14 Di conseguenza, il primo capo del ricorso va respinto.
Sulla domanda di pagamento per la posa di pannelli di gesso
15 La CFE sostiene che i lavori di posa di pannelli di gesso non erano contemplati né nel capitolato speciale d' oneri né nel piano di dettaglio ridotto dall' architetto e costituiscono quindi lavori supplementari: di conseguenza dev' esserle versato il relativo compenso, pari a 215 437 BFR, a norma dell' art. 42 del capitolato generale d' oneri.
16 Il Parlamento ribatte che i lavori contestati sono contemplati dall' art. 5.1.5. del capitolato speciale d' oneri e che, anche ammettendo che non siano menzionati nei piani di dettaglio, avrebbero dovuto essere eseguiti dall' aggiudicatario in quanto lavori accessori, ma necessari ai sensi dell' art. A 5.2. del capitolato speciale d' oneri. Comunque, la CFE avrebbe dovuto comunicare al committente che, a suo parere, tali lavori non erano conformi alle disposizioni contrattuali.

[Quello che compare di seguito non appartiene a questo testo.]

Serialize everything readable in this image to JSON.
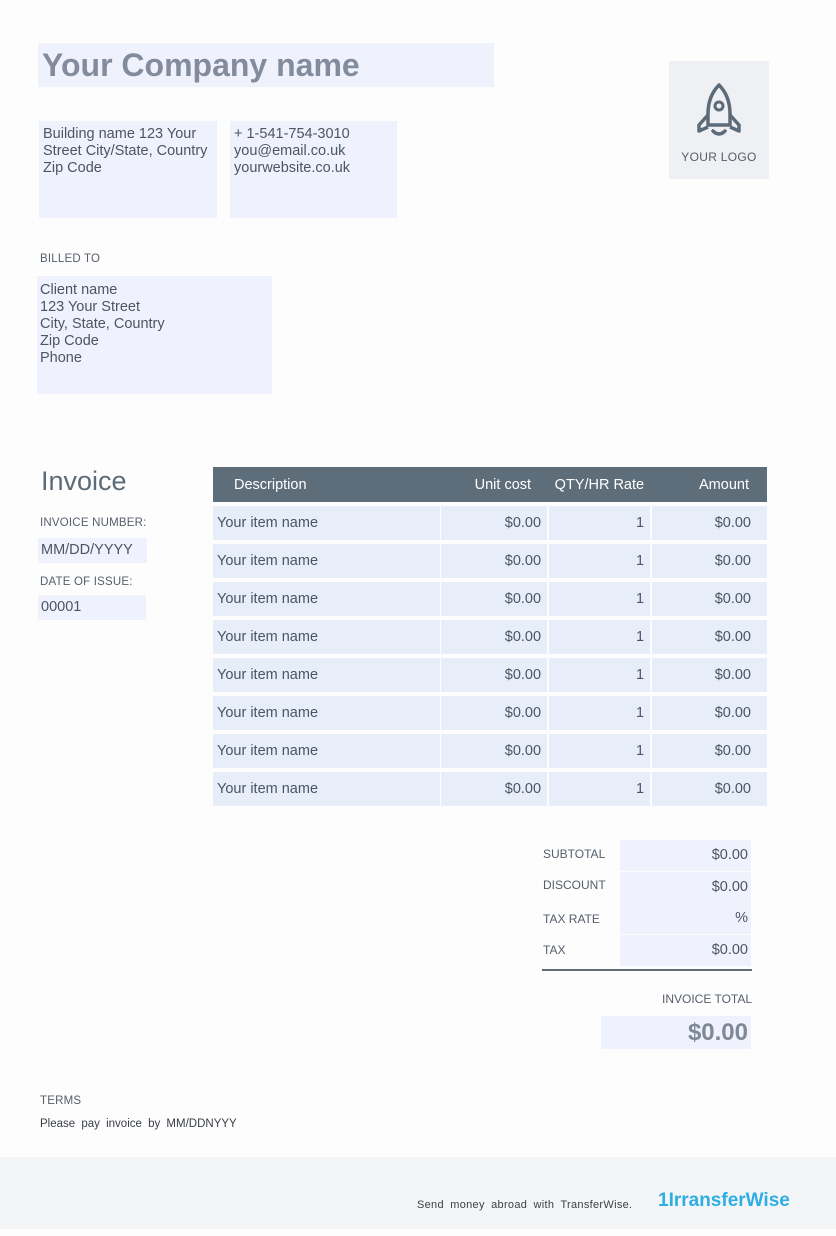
{
  "company": {
    "name": "Your Company name",
    "address": [
      "Building name 123 Your",
      "Street City/State, Country",
      "Zip Code"
    ],
    "contact": [
      "+ 1-541-754-3010",
      "you@email.co.uk",
      "yourwebsite.co.uk"
    ],
    "logo_label": "YOUR LOGO"
  },
  "billed_to": {
    "label": "BILLED TO",
    "lines": [
      "Client name",
      "123 Your Street",
      "City, State, Country",
      "Zip Code",
      "Phone"
    ]
  },
  "invoice": {
    "title": "Invoice",
    "number_label": "INVOICE NUMBER:",
    "number_value": "MM/DD/YYYY",
    "date_label": "DATE OF ISSUE:",
    "date_value": "00001"
  },
  "table": {
    "headers": [
      "Description",
      "Unit cost",
      "QTY/HR Rate",
      "Amount"
    ],
    "rows": [
      {
        "description": "Your item name",
        "unit_cost": "$0.00",
        "qty": "1",
        "amount": "$0.00"
      },
      {
        "description": "Your item name",
        "unit_cost": "$0.00",
        "qty": "1",
        "amount": "$0.00"
      },
      {
        "description": "Your item name",
        "unit_cost": "$0.00",
        "qty": "1",
        "amount": "$0.00"
      },
      {
        "description": "Your item name",
        "unit_cost": "$0.00",
        "qty": "1",
        "amount": "$0.00"
      },
      {
        "description": "Your item name",
        "unit_cost": "$0.00",
        "qty": "1",
        "amount": "$0.00"
      },
      {
        "description": "Your item name",
        "unit_cost": "$0.00",
        "qty": "1",
        "amount": "$0.00"
      },
      {
        "description": "Your item name",
        "unit_cost": "$0.00",
        "qty": "1",
        "amount": "$0.00"
      },
      {
        "description": "Your item name",
        "unit_cost": "$0.00",
        "qty": "1",
        "amount": "$0.00"
      }
    ]
  },
  "totals": {
    "subtotal_label": "SUBTOTAL",
    "subtotal_value": "$0.00",
    "discount_label": "DISCOUNT",
    "discount_value": "$0.00",
    "tax_rate_label": "TAX RATE",
    "tax_rate_value": "%",
    "tax_label": "TAX",
    "tax_value": "$0.00",
    "invoice_total_label": "INVOICE TOTAL",
    "invoice_total_value": "$0.00"
  },
  "terms": {
    "label": "TERMS",
    "text": "Please pay invoice by MM/DDNYYY"
  },
  "footer": {
    "text": "Send money abroad with TransferWise.",
    "brand": "1IrransferWise"
  },
  "colors": {
    "field_background": "#eff2fd",
    "table_header": "#5d6e7a",
    "brand": "#2eaee4"
  },
  "icons": {
    "logo": "rocket-icon"
  }
}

17 A questo proposito, si deve constatare come risulti chiaramente dall' art. 5.1.5. del capitolato speciale d' oneri che i lavori considerati comprendono tutti i tramezzi compresi nella zona delle tre sale e che tutti i tramezzi devono essere montati dalla soletta del pavimento fino al soffitto.
18 Va inoltre rilevato che la CFE ha omesso di far presente al committente, con lettera raccomandata, come prescritto dall' art. B 16.3. del capitolato speciale d' oneri, che l' ordine di esecuzione di tali lavori era, a suo parere, in contrasto con le prescrizioni contrattuali.

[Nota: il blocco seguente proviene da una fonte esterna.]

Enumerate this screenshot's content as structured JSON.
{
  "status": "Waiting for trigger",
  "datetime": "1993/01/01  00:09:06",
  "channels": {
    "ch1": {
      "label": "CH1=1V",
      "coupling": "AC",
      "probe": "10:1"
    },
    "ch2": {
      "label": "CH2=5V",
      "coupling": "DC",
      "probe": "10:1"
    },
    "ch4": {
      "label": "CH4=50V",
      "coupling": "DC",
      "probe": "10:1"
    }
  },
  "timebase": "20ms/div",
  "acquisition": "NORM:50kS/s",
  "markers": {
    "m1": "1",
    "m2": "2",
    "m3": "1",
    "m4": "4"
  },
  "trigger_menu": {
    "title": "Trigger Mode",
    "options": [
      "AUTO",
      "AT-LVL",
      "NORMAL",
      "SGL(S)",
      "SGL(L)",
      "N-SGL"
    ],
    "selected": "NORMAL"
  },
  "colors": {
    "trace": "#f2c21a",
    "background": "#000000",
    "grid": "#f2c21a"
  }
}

19 Si deve quindi respingere pure il secondo capo del ricorso.
Sulla domanda di pagamento per la posa e la ricollocazione dei rivestimenti murali
20 La CFE assume che la rimozione e la ricollocazione dei rivestimenti murali costituisce una prestazione supplementare non prevista nell' ordine iniziale e che, in conformità all' art. 42 del capitolato generale d' oneri, il Parlamento deve versarle l' importo di 393 600 BFR.

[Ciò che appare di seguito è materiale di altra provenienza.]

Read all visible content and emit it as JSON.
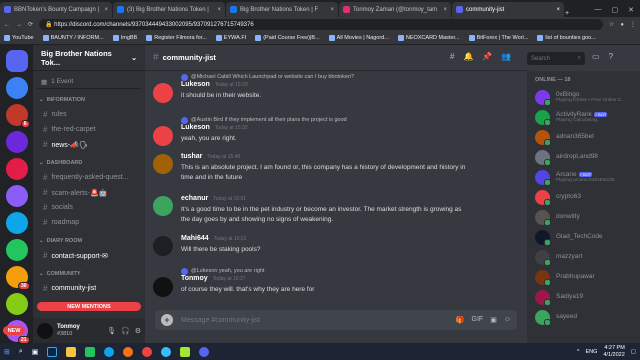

21 Il Parlamento ribatte che tali lavori rientravano nei compiti affidati alla ricorrente e che non sussistono presupposti di cui all' art. 42.
22 A questo proposito, occorre rilevare, come l' avvocato generale ha sottolineato nel paragrafo 17 delle sue conclusioni, che i lavori di cui trattasi devono considerarsi come opera di falegnameria, nel senso ampio del termine, facente parte del lotto 5.1. affidato alla CFE, o, perlomeno, come un lavoro accessorio ai sensi dell' art. A 2.2. del capitolato speciale d' oneri.
23 Comunque, l' art. 42 del capitolato speciale d' oneri autorizza l' esecuzione di un lavoro che provochi spese supplementari per l' aggiudicatario solo nell' ipotesi in cui questi abbia redatto un preventivo ed ottenuto l' autorizzazione scritta del Parlamento. Orbene, la CFE ha proceduto all' esecuzione dei lavori senza eccepirne il carattere di prestazioni supplementari e senza avvalersi della procedura prevista dall' art. 42.
24 Alla luce di quanto precede, si deve respingere il terzo capo del ricorso e, pertanto, il ricorso nel suo insieme.
Decisione relativa alle spese
Sulle spese
25 A termini dell' art. 69, n. 2, del regolamento di procedura, la parte soccombente è condannata alle spese. La ricorrente è rimasta soccombente e va quindi condannata alle spese.
Dispositivo
Per questi motivi,
LA CORTE (Seconda Sezione)
dichiara e statuisce:
1) Il ricorso è respinto.
2) La ricorrente è condannata alle spese.